Recovered history: The real Clinton past on class and ethnicity

Paul Heideman, Socialist Worker - After Bill lost the Arkansas governor's race in 1980, he vowed to become a "New Democrat"--tough on crime and less devoted to "special interest groups" like workers, women, people of color, etc. He began tacking to the right--more and more so as his successful campaign for the Democratic presidential nomination in 1992 came into sight. That shift culminated with his despicable decision to leave the presidential campaign trail and return to Arkansas to approve the execution of Ricky Ray Rector, a black man with intellectual disabilities--all to prove just how tough on crime he could be.

During the years before 1992, Hillary Clinton went along with her husband, reconciling herself to the death penalty, which she had previously opposed, and becoming a corporate lawyer.

By the time of Bill Clinton's 1992 campaign, she had transformed herself from a left-leaning Wesleyan graduate who had written a thesis on Saul Alinksy into an avatar of the Democratic Party's shift to the right.

Bill Clinton came to the White House after 12 years of Republican occupants convinced that the Democrats' decline had been due to the party being too far to the left. As president, he intended to finish the reorientation he had pushed for as governor of Arkansas.

Clinton's push to the right bore fruit in the 1994 Violent Crime Control and Law Enforcement Act. This bill, authored by Joe Biden at the behest of the White House, established draconian three-strikes laws that sent people away to prison for decades for trivial crimes. It also included "truth in sentencing" provisions that eliminated early parole for huge numbers of prisoners.

As the crime bill was being debated in Congress, Hillary Clinton was a vocal advocate for it, repeating the kinds of racist talking points used to support the "war on crime." At a time when the U.S. prison population was skyrocketing, she declared... "We need more police. We need more and tougher prison sentences for repeat offenders. We need more prisons to keep violent offenders for as long as it takes to keep them off the streets."

Bernie Sanders, it should be noted, voted for this bill while serving in the House.

In 1996, the Clintons went further when Bill signed the Personal Responsibility and Work Opportunity Act into law. This legislation ended the federal welfare system that had existed since the Great Depression, replacing it with a program called Temporary Aid to Needy Families, which was administered through the states....

Former drug czar William Bennett testified in 1995 that "any police sergeant in the country will tell you that the day welfare checks go out is a big day for drug buys." Democrats, however, were no less awful, with one governor boasting that welfare reform would "turn off the spigot" of teen pregnancy.

Hillary herself got in on the scapegoating after the fact, defending her husband's law with the same kind of rhetoric used to pass it. In 1999, she claimed that, before welfare reform, "too many of those on welfare had known nothing but dependency all their lives, and many would have found it difficult to make the transition to work on their own"--as if people on welfare were simply incapable of finding jobs.

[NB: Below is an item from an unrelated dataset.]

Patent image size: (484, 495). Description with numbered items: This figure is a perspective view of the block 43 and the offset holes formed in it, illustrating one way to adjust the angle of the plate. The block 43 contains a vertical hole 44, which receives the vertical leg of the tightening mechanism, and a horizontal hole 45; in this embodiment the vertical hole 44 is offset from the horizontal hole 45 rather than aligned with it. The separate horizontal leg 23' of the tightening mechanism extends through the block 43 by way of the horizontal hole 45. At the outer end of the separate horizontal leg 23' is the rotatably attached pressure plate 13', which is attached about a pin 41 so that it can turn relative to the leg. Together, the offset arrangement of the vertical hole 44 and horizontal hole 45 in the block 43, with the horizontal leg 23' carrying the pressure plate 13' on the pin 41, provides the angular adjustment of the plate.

Around the same time, she justified welfare reform with an anecdote from a woman whose daughter supposedly told her, "Mommy, I'm tired of seeing you sitting around the house doing nothing." To make sure no one was missing the message, she later said that because of welfare reform, "these people are no longer deadbeats."

As political scientist Martin Gilens has shown, this racialization of the welfare debate had profound effects on the politics of reform. Even though a majority of recipients were white, a majority of the images shown in the media of welfare recipients were black. The drive to dismantle welfare was powered by portraying black Americans as deadbeats living off the tax dollars of white Americans.

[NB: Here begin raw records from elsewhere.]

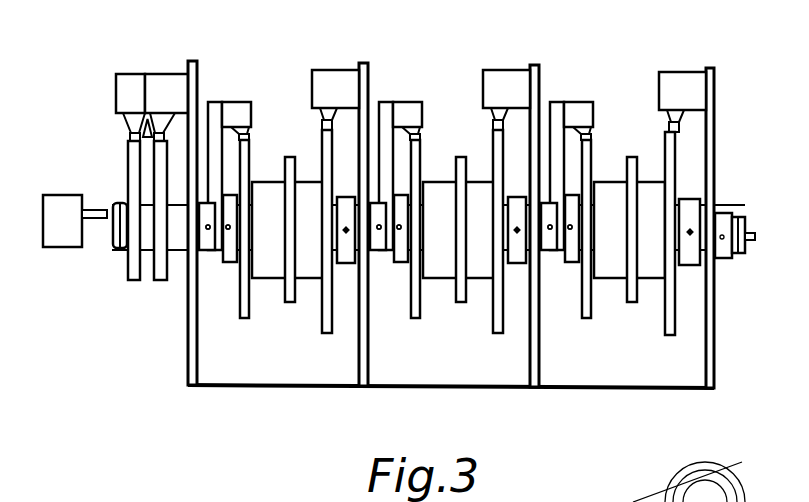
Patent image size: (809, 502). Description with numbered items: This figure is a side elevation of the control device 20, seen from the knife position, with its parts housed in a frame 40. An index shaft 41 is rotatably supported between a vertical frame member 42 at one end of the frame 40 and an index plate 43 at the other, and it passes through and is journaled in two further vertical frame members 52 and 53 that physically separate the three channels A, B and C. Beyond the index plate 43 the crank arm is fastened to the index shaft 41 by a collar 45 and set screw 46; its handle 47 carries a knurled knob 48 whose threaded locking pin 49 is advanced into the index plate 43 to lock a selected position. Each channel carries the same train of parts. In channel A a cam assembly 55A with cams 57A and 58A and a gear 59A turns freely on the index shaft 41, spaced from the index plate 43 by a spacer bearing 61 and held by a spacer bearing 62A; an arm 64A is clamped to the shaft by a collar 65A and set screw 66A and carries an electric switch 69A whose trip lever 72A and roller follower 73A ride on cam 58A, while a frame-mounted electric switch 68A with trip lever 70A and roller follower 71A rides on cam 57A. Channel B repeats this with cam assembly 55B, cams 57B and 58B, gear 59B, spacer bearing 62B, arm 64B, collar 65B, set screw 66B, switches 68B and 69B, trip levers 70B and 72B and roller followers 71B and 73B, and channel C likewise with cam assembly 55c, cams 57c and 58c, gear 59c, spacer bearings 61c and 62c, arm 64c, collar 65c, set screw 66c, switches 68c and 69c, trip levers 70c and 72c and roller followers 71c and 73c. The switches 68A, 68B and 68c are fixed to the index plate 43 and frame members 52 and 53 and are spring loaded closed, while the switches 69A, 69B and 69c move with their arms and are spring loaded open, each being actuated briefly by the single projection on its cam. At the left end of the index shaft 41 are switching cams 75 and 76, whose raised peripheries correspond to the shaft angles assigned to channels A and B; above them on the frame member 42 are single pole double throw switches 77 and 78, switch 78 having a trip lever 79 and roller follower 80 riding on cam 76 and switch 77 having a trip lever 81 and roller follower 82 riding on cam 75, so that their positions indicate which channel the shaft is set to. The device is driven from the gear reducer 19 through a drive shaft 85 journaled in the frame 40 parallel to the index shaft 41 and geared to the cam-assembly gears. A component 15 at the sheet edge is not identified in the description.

The gear reducer 19 is at (43, 240).
The drive shaft 85 is at (95, 210).
The index shaft 41 is at (116, 248).
The frame 40 is at (620, 392).
The vertical frame member 42 is at (186, 386).
The vertical frame member 53 is at (352, 388).
The vertical frame member 52 is at (522, 389).
The index plate 43 is at (714, 345).
The electric switch 78 is at (123, 74).
The electric switch 77 is at (185, 38).
The trip lever 79 is at (130, 125).
The roller follower 80 is at (130, 136).
The trip lever 81 is at (164, 128).
The roller follower 82 is at (163, 140).
The switching cam 76 is at (134, 281).
The switching cam 75 is at (160, 281).
The arm 64c is at (212, 103).
The electric switch 69c is at (252, 112).
The trip lever 72c is at (250, 131).
The roller follower 73c is at (250, 160).
The collar 65c is at (207, 251).
The spacer bearing 62c is at (230, 263).
The set screw 66c is at (208, 228).
The cam assembly 55c is at (269, 286).
The cam 58c is at (245, 318).
The gear 59c is at (291, 303).
The cam 57c is at (330, 334).
The electric switch 68c is at (322, 71).
The trip lever 70c is at (320, 112).
The roller follower 71c is at (332, 136).
The spacer bearing 61c is at (345, 264).
The arm 64B is at (389, 161).
The electric switch 69B is at (429, 117).
The trip lever 72B is at (437, 143).
The roller follower 73B is at (436, 229).
The collar 65B is at (385, 250).
The spacer bearing 62B is at (389, 256).
The set screw 66B is at (418, 221).
The cam assembly 55B is at (458, 248).
The cam 58B is at (437, 330).
The gear 59B is at (474, 259).
The cam 57B is at (499, 357).
The electric switch 68B is at (506, 74).
The trip lever 70B is at (473, 85).
The roller follower 71B is at (515, 231).
The spacer bearing 61 is at (516, 264).
The arm 64A is at (560, 161).
The electric switch 69A is at (600, 117).
The trip lever 72A is at (608, 143).
The roller follower 73A is at (607, 229).
The collar 65A is at (556, 250).
The spacer bearing 62A is at (560, 256).
The set screw 66A is at (589, 221).
The cam assembly 55A is at (629, 248).
The cam 58A is at (608, 330).
The gear 59A is at (645, 259).
The cam 57A is at (670, 357).
The electric switch 68A is at (682, 75).
The trip lever 70A is at (710, 117).
The roller follower 71A is at (710, 233).
The collar 45 is at (728, 192).
The set screw 46 is at (718, 259).
The handle 47 is at (734, 254).
The knurled knob 48 is at (760, 232).
The threaded locking pin 49 is at (750, 242).
The wheel 15 is at (742, 462).
The control device 20 is at (606, 501).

When the law decentralized control over welfare funding levels to the states, it helped ensure that, in addition to universal federal restrictions like work requirements and an inadequate 60-month lifetime limit, individual governors could cut benefits to the bone.

This is, indeed, what happened. In 16 states, TANF benefits have simply never been adjusted, and remain at the same level they were at nearly 20 years ago, despite two decades of inflation. Even in states that did adjust for inflation, benefits didn't keep up. As result, once inflation is taken into account, benefits are lower than they were in 1996 in 48 states.

Partially as a result of this stinginess, the number of families with children living in extreme poverty--less than $2 a day per person--has doubled since 1996.

The consequences of this planned immiseration have fallen hardest, as always, on African Americans. ...The doubling of extreme poverty has also hit African Americans harder--the number of black households with children in extreme poverty grew by an astounding 182 percent.

This is the system that Hillary Clinton continues to defend in her effort to brand herself a pragmatic, get-things-done politician.